Crag of the week: Penmean Head


Penmean head from Colwyn Bay Prom.

Penmean Head is a crag that thousands of climbers every year will have driven passed, probbaly think that looks like a pile of overgrown choss. However on closer inspection no all the rock has the look of what you see from the road. It took a team of locals several months of jungle clearence, cleaning, bolting and finally climbing to develop this crag.

Whilst many of the routes are possible best left to the locals, and certain limestone jenga towers avoided there are a handful of really good routes at this crag. I had almost forgotten about it after the gold rush nearly two years ago when everyone was there. At present there is still no guidebook to the area, however the deevlopment team are planning an A55 corridor guide. It was part of that reason that made me remember that I had taken some notes and photos when I went there.

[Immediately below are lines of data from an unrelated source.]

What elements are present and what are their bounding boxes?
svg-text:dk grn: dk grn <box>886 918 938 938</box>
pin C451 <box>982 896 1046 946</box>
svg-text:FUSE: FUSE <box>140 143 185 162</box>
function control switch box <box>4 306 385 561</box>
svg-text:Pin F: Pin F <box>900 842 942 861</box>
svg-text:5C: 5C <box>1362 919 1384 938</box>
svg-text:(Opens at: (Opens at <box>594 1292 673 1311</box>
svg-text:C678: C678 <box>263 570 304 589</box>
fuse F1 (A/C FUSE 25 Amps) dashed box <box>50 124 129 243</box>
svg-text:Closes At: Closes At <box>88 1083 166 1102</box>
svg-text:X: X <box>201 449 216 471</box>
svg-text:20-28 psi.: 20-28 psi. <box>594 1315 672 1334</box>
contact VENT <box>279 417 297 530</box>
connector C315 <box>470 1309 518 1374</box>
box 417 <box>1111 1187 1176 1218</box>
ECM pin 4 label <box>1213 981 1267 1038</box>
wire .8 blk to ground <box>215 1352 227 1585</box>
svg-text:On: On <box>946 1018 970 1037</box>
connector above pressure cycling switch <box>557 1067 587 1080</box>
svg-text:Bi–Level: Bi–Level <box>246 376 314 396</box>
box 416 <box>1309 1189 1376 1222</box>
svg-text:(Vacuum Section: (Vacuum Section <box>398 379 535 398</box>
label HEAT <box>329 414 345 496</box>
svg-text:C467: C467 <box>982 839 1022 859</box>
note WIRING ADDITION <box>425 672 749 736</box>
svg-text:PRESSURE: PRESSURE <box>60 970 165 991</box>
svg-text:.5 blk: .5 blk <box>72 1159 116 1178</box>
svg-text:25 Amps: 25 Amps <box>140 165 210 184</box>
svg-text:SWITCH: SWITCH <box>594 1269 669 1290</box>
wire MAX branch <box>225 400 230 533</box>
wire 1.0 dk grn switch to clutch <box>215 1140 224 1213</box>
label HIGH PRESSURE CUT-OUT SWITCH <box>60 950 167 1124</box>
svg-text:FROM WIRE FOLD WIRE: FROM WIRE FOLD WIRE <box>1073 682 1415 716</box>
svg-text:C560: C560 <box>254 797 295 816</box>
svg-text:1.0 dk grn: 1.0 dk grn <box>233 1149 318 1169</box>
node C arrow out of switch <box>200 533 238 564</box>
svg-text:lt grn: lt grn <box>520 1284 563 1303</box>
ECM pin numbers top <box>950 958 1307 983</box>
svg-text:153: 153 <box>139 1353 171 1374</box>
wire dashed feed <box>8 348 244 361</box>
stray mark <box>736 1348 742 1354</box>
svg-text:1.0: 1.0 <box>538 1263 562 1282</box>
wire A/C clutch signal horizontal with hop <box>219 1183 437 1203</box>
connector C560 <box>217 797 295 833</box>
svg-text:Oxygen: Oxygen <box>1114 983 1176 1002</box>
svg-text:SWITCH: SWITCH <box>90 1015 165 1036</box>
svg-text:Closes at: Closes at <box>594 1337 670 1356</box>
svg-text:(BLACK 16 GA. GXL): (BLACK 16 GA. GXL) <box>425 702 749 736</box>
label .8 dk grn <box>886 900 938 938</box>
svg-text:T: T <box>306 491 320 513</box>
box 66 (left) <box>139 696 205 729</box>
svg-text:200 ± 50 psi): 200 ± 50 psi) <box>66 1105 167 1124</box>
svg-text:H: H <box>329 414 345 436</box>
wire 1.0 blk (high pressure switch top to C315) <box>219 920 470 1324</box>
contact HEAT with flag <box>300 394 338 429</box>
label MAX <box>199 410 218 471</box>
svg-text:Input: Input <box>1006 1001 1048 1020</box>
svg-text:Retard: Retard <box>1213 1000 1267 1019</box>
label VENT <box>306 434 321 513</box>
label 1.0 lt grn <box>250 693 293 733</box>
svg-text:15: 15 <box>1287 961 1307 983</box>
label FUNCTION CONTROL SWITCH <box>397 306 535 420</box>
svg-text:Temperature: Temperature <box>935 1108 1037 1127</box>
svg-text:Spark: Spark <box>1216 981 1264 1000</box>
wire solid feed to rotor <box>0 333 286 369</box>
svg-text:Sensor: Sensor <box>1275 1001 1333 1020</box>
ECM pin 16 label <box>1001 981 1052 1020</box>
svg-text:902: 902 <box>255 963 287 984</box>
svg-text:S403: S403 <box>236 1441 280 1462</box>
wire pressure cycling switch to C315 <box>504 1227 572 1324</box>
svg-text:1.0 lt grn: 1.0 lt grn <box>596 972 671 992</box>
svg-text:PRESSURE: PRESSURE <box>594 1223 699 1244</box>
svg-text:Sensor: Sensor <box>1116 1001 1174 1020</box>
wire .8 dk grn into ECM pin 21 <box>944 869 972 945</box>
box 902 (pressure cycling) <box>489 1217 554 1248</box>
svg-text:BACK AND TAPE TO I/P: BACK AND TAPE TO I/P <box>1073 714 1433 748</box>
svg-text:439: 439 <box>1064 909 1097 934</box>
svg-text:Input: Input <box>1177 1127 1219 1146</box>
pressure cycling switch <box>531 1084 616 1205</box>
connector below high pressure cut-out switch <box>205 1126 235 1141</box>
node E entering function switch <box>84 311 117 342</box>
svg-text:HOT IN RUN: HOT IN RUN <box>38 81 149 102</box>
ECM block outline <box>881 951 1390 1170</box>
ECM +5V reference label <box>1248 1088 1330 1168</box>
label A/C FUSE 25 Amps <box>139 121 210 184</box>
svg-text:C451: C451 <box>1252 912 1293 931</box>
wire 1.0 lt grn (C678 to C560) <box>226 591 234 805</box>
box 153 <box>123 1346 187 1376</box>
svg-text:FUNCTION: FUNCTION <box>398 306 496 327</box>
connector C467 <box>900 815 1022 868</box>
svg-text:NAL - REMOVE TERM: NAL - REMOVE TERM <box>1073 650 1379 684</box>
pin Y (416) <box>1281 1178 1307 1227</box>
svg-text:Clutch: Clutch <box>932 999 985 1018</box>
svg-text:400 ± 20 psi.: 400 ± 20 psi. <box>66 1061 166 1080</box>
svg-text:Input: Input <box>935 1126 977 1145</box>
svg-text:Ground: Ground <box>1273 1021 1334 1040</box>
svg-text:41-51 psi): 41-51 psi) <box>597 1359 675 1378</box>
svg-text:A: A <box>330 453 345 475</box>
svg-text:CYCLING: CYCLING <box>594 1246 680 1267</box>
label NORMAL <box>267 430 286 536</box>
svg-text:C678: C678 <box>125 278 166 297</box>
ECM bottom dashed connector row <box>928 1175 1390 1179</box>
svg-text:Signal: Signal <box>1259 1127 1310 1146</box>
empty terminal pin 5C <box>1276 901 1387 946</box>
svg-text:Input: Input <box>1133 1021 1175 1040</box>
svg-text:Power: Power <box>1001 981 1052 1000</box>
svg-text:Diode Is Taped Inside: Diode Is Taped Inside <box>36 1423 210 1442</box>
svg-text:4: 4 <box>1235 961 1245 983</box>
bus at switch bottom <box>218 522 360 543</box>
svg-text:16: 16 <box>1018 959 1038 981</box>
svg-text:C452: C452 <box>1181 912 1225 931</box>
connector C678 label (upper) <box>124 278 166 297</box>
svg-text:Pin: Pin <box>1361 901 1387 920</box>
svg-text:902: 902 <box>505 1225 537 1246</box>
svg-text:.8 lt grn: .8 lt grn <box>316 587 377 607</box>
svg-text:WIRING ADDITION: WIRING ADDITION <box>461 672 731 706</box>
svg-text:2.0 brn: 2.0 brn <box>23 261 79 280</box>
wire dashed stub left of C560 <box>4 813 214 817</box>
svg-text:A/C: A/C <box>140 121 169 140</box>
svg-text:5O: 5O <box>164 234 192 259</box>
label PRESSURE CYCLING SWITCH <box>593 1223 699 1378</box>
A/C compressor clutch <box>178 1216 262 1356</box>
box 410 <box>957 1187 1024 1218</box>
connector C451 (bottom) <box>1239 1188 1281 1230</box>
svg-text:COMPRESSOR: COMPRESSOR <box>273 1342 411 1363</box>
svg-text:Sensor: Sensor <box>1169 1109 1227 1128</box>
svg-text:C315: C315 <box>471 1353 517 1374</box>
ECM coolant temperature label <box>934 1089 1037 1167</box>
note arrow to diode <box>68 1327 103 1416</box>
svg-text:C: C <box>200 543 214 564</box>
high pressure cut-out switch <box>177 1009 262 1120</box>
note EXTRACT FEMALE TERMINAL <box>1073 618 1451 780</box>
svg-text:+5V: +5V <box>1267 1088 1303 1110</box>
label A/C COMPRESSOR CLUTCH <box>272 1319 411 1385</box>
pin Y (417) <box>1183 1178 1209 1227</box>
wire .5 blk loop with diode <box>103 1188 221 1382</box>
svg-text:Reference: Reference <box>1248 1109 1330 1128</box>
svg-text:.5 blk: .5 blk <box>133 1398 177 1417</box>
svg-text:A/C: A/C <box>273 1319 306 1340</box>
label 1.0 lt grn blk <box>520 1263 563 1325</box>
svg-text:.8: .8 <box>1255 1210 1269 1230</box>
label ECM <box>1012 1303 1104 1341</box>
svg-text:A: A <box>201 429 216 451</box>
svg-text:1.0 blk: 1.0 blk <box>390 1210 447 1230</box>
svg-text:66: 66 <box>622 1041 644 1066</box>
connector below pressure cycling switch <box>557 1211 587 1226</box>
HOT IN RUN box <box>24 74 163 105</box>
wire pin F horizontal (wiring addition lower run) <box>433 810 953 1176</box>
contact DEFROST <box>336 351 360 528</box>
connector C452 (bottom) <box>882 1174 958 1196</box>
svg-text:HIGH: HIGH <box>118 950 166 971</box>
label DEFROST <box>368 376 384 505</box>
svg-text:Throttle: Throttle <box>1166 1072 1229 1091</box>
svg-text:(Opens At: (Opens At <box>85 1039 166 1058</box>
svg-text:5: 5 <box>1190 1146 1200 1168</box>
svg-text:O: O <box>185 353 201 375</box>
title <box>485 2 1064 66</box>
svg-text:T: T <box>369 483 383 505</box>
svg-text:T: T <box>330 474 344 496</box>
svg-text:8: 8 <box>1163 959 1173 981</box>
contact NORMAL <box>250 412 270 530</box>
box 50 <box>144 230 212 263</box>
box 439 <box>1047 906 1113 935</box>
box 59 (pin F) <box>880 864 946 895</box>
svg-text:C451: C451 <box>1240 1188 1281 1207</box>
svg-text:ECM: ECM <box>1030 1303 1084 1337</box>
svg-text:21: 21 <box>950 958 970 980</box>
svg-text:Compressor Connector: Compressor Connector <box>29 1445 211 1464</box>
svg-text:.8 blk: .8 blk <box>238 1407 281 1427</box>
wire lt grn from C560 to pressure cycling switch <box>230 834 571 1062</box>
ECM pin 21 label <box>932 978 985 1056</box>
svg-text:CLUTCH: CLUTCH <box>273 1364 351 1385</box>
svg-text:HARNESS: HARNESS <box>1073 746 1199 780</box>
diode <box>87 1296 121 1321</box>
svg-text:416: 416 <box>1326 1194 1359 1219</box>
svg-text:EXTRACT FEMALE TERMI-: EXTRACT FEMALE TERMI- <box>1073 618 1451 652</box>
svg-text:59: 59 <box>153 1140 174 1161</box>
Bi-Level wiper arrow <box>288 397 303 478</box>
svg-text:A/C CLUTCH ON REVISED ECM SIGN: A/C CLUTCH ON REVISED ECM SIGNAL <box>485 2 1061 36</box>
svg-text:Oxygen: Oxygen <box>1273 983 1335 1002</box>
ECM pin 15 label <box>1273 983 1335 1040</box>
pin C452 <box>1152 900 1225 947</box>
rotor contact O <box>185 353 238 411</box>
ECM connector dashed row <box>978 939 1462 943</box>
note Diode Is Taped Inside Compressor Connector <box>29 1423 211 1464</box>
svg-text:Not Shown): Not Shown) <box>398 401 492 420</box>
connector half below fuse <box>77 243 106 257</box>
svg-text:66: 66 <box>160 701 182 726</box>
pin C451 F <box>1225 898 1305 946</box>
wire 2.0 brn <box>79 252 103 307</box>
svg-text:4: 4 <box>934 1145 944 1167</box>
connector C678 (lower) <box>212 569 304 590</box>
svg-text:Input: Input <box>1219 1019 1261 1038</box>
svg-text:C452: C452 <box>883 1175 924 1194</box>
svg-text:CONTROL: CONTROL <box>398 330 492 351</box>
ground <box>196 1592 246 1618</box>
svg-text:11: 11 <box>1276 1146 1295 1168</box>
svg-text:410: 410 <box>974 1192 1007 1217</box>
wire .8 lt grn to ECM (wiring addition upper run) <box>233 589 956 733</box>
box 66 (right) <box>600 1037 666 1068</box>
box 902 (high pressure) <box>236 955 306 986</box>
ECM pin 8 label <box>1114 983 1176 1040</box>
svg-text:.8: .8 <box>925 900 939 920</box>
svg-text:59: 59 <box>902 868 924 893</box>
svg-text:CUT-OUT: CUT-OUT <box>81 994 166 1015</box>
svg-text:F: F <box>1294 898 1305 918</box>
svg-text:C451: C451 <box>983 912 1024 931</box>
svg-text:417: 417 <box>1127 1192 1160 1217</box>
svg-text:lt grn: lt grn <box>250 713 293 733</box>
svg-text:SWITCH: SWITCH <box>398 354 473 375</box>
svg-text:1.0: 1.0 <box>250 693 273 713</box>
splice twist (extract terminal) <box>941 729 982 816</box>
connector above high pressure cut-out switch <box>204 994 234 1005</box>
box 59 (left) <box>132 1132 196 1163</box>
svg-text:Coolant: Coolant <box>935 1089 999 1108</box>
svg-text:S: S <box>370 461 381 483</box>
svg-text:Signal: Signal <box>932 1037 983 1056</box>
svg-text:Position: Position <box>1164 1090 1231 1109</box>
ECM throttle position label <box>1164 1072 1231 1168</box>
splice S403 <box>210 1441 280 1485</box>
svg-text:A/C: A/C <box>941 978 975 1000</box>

Richie Pullen of Flowstone Shuffle F6b+***

At about four minutes from the A55, and a mere 30 seconds down hill from the car this crag is an excellent option if you have escape the weather in the mountains and are heading home early only to find the rain shadow around llandudno shining on you. I have provided topos for the best routes, as well as three not so good ones, they were however all that I climbed when I went there. There are in excess of 40 sports routes here now so a bit of investigation might well yeild some other ‘classic’ lines. What i offer is a taster.

Whilst the hardcore climber are raping the Diamond of all its projects, this crag is more sedate, and despite the proximity of the A55, you can barely hear it. What this crag offer at this time of year is the milder coastal weather. So perhaps it is time you got there or reacquainted yourself with the venue. It is even reasonably accessible to those people in Manchester, Chester and Liverpool

Unknown Climber on Go with the Flow F6a***

Getting there: Drive along the A55 and take the turning into Old Colwyn (North Wales Police HQ). Turn left at mini roundabout by the Police HQ along the old high street. The shops soon run out and you enter a wide road lined with residential building and hotels. An obvious fork off rights leads up towards Castle Inn, don’t turn off carrying up the hill for approximately 1/2 mile. At the top of the hill is a new estate and large layby with a public footpath marked down some steps. Park up and take these steps down to the crag which is immediately on your right.


1. Steak Slice F5 (needed a wire at the top a year ago). 2. Another One Bites the Dust F6c (hideous groundfall potential a year ago). 3. Scared Shipless F6a+ (again rather run out a year ago) NB These route may well have addition bolts and therefore nicer/safer now


4. Helyg Crack F6a(+?) ** 5. Flashenburste Crack F6a(+?)*


6. Flowstone Shuffle F6b+ *** 7. Go with the Flow F6a ***.